The Private Press[Album]
01/06/2002
(MCA/Universal)

On l’attendait depuis un certain temps, des rumeurs l’annonçaient comme une vaste blague, ce “Private Press” n’est autre que fabuleux. Si elle n’arrive pas à la hauteur de l’incontournable “Endtroducing”, cette nouvelle apparition du Dj de légende reste néanmoins indispensable

Nous sommes soufflés par ce talent de composition: des beats simples mais dévastateurs, parfaitement maitrisés et entrainants (”Giving Up The Ghost”), des samples hypnotiques (comme cette superbe guitare sur “Mongrel…Meets His Maker”, arabisante et parfois relancée par quelques notes de piano judicieuses ou sur “Fixed Income” épaulée par quelques apparitions de percus), des ajouts de voix tout simplement frissonnants et mélancoliques (”Six Days”, “Blood on the Motorway”) dignes du meilleur trip hop. Nous tiquerons juste sur le passage purement électro de l’album ou se mêlent breakbeat (”Right Thing/Gdmfsob”) et sorte de jungle assez soft (”Mashin’ on the Motorway”, “You Can’t Go Home Again”). Mais rassurez-vous, rien qui puisse gâcher l’ensemble de cet album qui ravira autant les fans de hip hop expérimental que les adeptes de musique éléctronique grand public.
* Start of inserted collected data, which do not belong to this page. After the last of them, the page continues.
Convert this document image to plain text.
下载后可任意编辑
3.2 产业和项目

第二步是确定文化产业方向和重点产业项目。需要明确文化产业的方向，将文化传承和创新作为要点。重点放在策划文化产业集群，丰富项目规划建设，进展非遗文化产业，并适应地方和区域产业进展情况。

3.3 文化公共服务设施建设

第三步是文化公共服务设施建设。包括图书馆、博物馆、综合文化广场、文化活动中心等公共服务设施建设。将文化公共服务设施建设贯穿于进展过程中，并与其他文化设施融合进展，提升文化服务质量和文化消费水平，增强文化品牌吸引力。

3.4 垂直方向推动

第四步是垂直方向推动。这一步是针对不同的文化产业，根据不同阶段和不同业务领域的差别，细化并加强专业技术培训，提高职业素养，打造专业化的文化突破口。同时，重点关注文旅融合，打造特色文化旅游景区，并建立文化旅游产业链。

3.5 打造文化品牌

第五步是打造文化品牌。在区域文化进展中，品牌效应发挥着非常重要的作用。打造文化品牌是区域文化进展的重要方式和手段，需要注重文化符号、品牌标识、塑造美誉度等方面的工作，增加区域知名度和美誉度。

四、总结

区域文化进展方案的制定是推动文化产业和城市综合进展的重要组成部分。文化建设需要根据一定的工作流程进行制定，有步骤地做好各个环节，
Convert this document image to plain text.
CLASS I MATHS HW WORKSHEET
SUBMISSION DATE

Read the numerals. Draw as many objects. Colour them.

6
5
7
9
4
Car bien que l’homme pousse assez loin ses compositions, le tout reste largement audible pour les oreilles neuves

La diversité des morceaux est l’atout majeur de ce “Private Press” qui n’ennuie jamais, captive constamment l’attention et vous fait hocher la tête pendant une heure. Il était bon de parier que Dj Shadow ne reviendrait pas pour faire les choses à moitié. C’était prévisible, il y a des noms qui ne trompent pas.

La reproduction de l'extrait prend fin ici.